Lack of privacy was a big downside of shared tents, although Agrippa and Yaro had always made an effort to give the pair time alone when they could. “Fine, fine.” Belting on his weapons and pulling on his cloak, Agrippa shoved the necklace into his belt pouch and stepped out into the quiet camp.
Dozens of fires burned, young men playing cards or dice or just staring into the flames, though most acknowledged him as he passed. Keeping his head cocked, he waited for the inevitable boom of Servius’s laugh, and was rewarded after a few minutes, following the sound of chatter to a fire.
Felix and several other Thirty-Seventh were sitting around a bonfire-sized blaze, while Servius stood, obviously telling them a story of some sort. But the largest member of the Thirty-Seventh paused at sight of him then shouted, “Agrippa! Have you come to liven up our party?”
“You’ll have to do without me,” he said. “I’m here to collect on the favor you owe my boy Quintus.”

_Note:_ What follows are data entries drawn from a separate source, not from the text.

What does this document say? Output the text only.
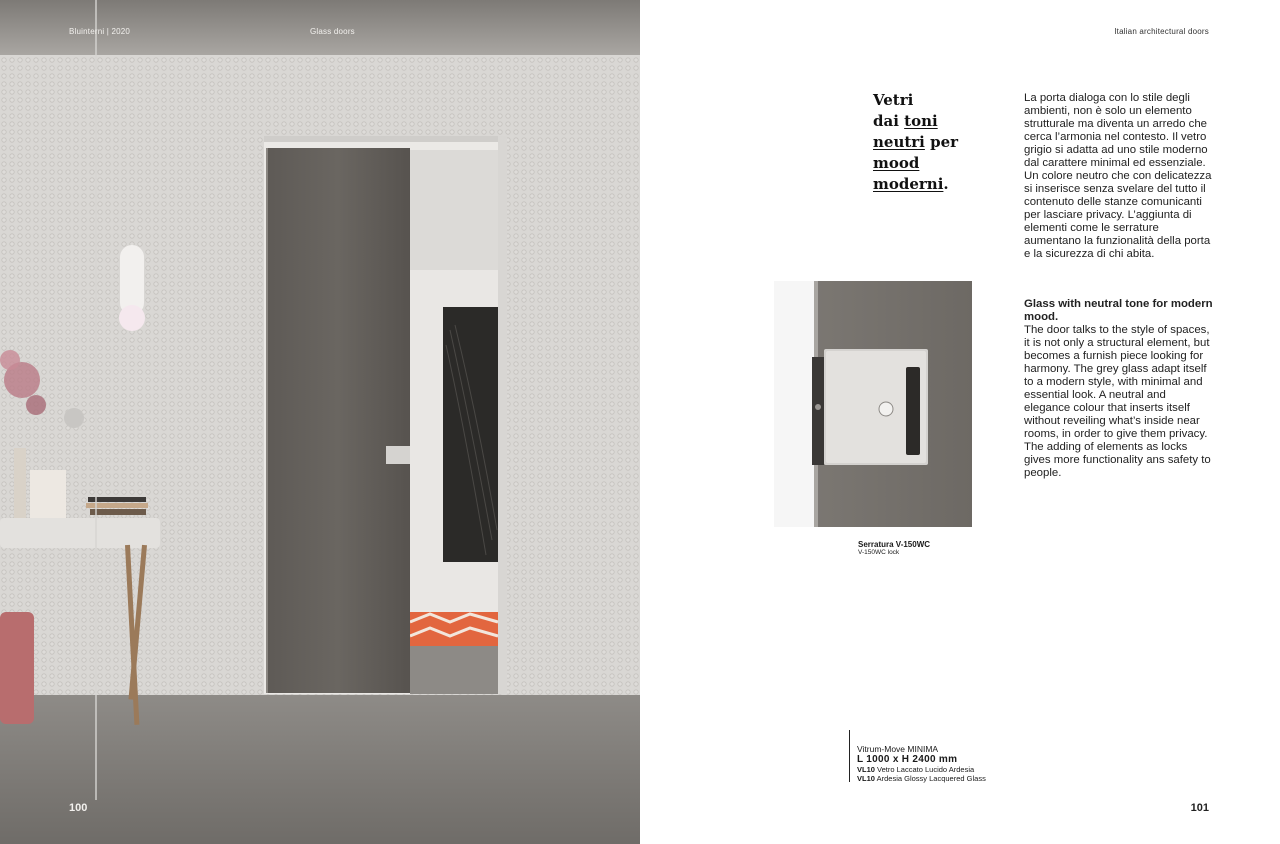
Bluinterni | 2020	Glass doors
100
Italian architectural doors
Vetri
dai toni
neutri per
mood
moderni.

La porta dialoga con lo stile degli ambienti, non è solo un elemento strutturale ma diventa un arredo che cerca l’armonia nel contesto. Il vetro grigio si adatta ad uno stile moderno dal carattere minimal ed essenziale. Un colore neutro che con delicatezza si inserisce senza svelare del tutto il contenuto delle stanze comunicanti per lasciare privacy. L’aggiunta di elementi come le serrature aumentano la funzionalità della porta e la sicurezza di chi abita.

Glass with neutral tone for modern mood.
The door talks to the style of spaces, it is not only a structural element, but becomes a furnish piece looking for harmony. The grey glass adapt itself to a modern style, with minimal and essential look. A neutral and elegance colour that inserts itself without reveiling what’s inside near rooms, in order to give them privacy. The adding of elements as locks gives more functionality ans safety to people.
Serratura V-150WC
V-150WC lock
Vitrum-Move MINIMA
L 1000 x H 2400 mm
VL10 Vetro Laccato Lucido Ardesia
VL10 Ardesia Glossy Lacquered Glass
101
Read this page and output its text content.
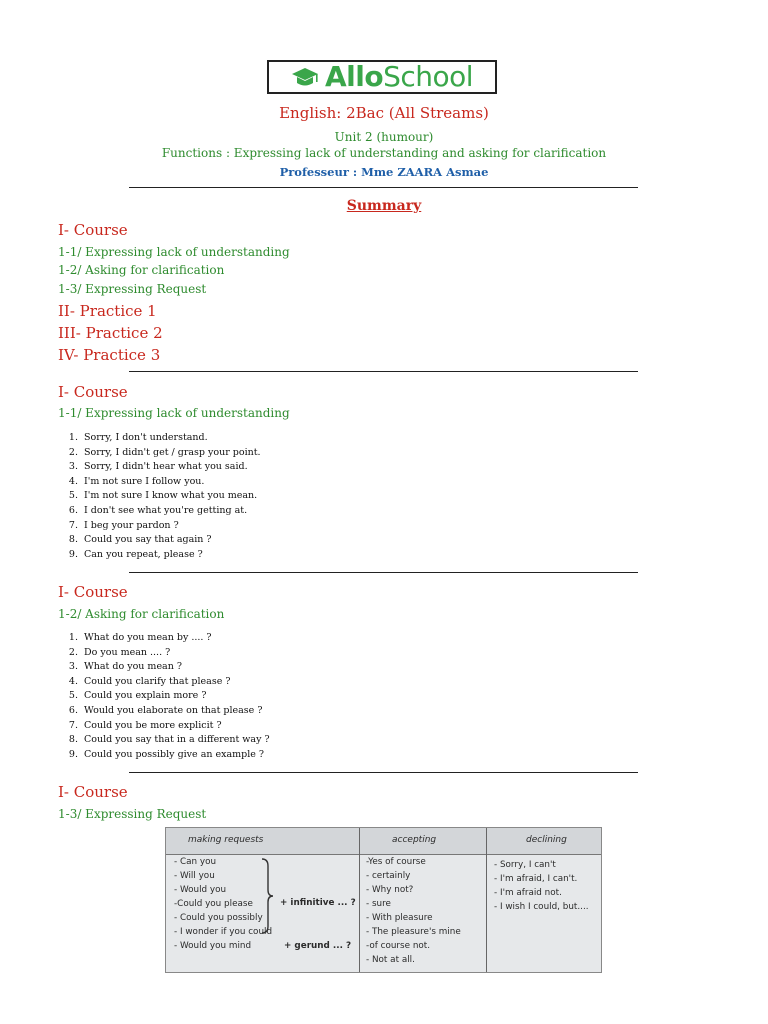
AlloSchool
English: 2Bac (All Streams)
Unit 2 (humour)
Functions : Expressing lack of understanding and asking for clarification
Professeur : Mme ZAARA Asmae
Summary
I- Course
1-1/ Expressing lack of understanding
1-2/ Asking for clarification
1-3/ Expressing Request
II- Practice 1
III- Practice 2
IV- Practice 3
I- Course
1-1/ Expressing lack of understanding
1. Sorry, I don't understand.
2. Sorry, I didn't get / grasp your point.
3. Sorry, I didn't hear what you said.
4. I'm not sure I follow you.
5. I'm not sure I know what you mean.
6. I don't see what you're getting at.
7. I beg your pardon ?
8. Could you say that again ?
9. Can you repeat, please ?
I- Course
1-2/ Asking for clarification
1. What do you mean by .... ?
2. Do you mean .... ?
3. What do you mean ?
4. Could you clarify that please ?
5. Could you explain more ?
6. Would you elaborate on that please ?
7. Could you be more explicit ?
8. Could you say that in a different way ?
9. Could you possibly give an example ?
I- Course
1-3/ Expressing Request
making requests	accepting	declining
- Can you
- Will you
- Would you
-Could you please
- Could you possibly
- I wonder if you could
- Would you mind
+ infinitive ... ?
+ gerund ... ?
-Yes of course
- certainly
- Why not?
- sure
- With pleasure
- The pleasure's mine
-of course not.
- Not at all.
- Sorry, I can't
- I'm afraid, I can't.
- I'm afraid not.
- I wish I could, but....
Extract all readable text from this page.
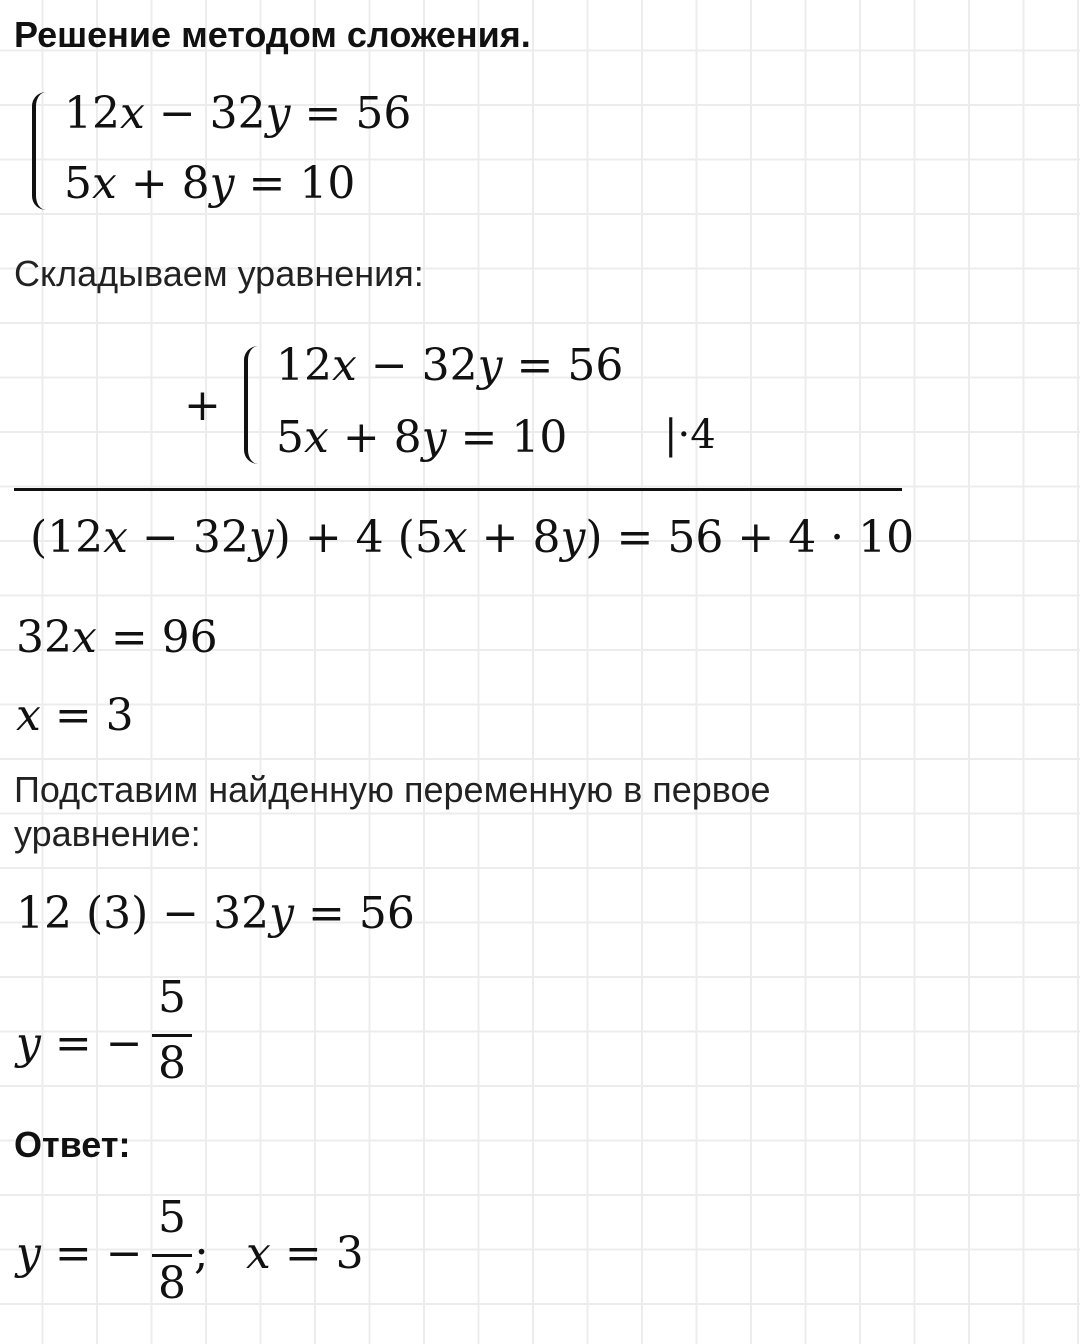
Решение методом сложения.
12x − 32y = 56
5x + 8y = 10
Складываем уравнения:
+
12x − 32y = 56
5x + 8y = 10 |·4
(12x − 32y) + 4 (5x + 8y) = 56 + 4 · 10
32x = 96
x = 3
Подставим найденную переменную в первое
уравнение:
12 (3) − 32y = 56
y = −
5
8
Ответ:
y = −
5
8
; x = 3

The others all whistled, because while nearly every man in the legion owed Servius, the big legionnaire rarely found himself the one owing. Blowing out an aggrieved breath, Servius said, “Yeah, all right. Let’s go, then.”
The storehouses were under guard, but not one protested as they walked in, Servius’s role making him the master and commander of all the legions’ supplies, especially given that his counterpart in the Twenty-Ninth was passed out drunk more days than not.
Retrieving a small sack, Servius handed it to him. “Fill it with whatever you want, then.”
Agrippa lifted an eyebrow. “Anything? Just what did Quintus do for you?”
“Was telling you part of his deal?”
Agrippa briefly considered lying in order to get the sordid details, but then shook his head.
“Then it’s none of your rutting business.” Servius crossed his arms. “Get on with it. I want to get back to my fire.”